Siobhan came up behind him, her arms slipping around his waist, her chin resting on his shoulder.
"We'll find a key," she said. "Or break a window. Or climb through the back." She pressed a kiss to his shoulder. "We're not leaving, Declan. Not until we're inside."
He turned in her arms, his hands finding her face, her freckles, the green of her eyes. And he felt it — the thing he'd been afraid to name, the thing he'd held at arm's length for so long it had become part of him.
Hope.
He kissed her, hard and desperate, his hands in her hair, her body pressed against his. She kissed him back, her fingers curling into his jacket, and for a moment the world fell away — the cottage, the sea, the ghosts of Belfast — and there was only her, only this, only the impossible, unbreakable fact that he was here, with her, and they had made it.
She pulled back, breathing hard, a smile breaking across her face.
"There's a back window," she said. "I saw it. Small, but I think I can fit."
He laughed — a real laugh, surprised out of him — and shook his head. "You're going to break into our own cottage?"
"I'm going to get us into our home." She squeezed his hand. "Wait here."
She disappeared around the side of the house, and he stood alone in the overgrown garden, the wind pulling at his hair, the sea pounding against the cliffs.

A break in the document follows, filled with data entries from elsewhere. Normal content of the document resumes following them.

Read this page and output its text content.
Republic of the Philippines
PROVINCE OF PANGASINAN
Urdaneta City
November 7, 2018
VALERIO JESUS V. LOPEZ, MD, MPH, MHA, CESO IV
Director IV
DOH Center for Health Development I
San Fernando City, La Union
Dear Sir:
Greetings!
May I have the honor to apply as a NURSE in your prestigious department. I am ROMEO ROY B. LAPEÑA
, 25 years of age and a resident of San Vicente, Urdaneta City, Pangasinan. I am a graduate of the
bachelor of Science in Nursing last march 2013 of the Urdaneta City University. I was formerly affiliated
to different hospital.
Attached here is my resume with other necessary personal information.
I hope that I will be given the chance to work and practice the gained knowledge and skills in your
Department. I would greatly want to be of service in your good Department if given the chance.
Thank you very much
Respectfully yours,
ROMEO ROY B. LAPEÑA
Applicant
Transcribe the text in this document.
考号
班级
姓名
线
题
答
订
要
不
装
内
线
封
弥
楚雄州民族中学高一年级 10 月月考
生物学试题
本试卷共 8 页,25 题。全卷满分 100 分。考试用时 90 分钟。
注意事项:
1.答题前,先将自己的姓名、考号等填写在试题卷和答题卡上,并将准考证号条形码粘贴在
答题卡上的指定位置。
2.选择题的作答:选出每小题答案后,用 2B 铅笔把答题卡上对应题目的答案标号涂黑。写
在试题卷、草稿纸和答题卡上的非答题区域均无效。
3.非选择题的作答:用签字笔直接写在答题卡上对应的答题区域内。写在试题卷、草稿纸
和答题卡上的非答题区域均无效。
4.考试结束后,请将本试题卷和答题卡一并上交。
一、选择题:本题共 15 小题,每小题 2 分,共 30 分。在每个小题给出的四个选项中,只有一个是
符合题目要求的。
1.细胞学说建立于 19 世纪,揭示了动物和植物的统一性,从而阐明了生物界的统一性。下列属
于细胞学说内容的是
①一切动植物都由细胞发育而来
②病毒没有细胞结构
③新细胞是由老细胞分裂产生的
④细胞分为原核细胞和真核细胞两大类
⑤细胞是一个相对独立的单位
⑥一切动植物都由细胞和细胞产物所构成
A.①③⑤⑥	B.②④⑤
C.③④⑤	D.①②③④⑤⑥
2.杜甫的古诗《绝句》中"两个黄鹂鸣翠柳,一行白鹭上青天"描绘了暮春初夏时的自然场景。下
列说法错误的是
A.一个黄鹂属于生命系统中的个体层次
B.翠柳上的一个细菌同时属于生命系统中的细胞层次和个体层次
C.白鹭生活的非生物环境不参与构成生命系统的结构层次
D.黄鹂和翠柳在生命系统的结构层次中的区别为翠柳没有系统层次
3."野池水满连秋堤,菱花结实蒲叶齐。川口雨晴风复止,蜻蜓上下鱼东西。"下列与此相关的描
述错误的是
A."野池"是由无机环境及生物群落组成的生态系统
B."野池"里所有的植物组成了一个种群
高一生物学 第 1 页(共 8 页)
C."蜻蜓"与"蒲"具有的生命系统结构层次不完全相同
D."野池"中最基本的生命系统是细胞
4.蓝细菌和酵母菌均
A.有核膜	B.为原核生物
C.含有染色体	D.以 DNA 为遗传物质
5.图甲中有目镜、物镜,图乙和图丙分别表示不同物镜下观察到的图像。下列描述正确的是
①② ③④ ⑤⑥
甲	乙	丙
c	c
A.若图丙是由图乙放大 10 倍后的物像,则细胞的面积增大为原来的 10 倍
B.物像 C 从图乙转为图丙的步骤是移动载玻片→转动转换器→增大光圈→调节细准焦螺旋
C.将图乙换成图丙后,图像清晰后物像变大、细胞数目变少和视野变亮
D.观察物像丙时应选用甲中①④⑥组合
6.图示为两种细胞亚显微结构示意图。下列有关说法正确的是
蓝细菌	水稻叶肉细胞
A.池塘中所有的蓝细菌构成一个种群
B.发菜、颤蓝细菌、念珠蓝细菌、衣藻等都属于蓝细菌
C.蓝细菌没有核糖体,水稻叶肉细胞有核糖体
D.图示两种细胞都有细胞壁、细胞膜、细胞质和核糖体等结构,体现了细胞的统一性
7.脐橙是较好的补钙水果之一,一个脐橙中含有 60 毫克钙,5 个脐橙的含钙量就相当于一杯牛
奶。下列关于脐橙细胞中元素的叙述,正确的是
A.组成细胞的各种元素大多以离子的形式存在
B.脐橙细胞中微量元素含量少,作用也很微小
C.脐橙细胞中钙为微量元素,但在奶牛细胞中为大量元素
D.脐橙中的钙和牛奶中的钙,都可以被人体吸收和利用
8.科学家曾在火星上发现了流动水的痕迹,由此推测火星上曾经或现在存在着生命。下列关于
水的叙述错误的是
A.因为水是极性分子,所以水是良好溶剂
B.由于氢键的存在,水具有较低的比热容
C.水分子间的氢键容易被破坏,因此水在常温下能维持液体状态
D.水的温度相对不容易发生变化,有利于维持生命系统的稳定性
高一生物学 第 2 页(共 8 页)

He looked at the blue door, the cracked windows, the sagging roof, and thought about his father — William, who had written this address in a letter he never sent, who had dreamed of a life he never got to live.
"I'm here, Da," he said, quiet, the words lost to the wind. "I made it."
Behind him, a window screeched open.
And Siobhan's voice, warm and bright, called out from inside:
"Declan. Come see."
He turned, and through the broken window, he saw her face, flushed and smiling, her hand reaching for him.
He crossed the garden, climbed through the window, and stepped into the dim, dusty quiet of the cottage.
And standing in the empty room, the light slanting through the grimy windows, her hand in his, he let himself believe that this was the beginning of something worth keeping.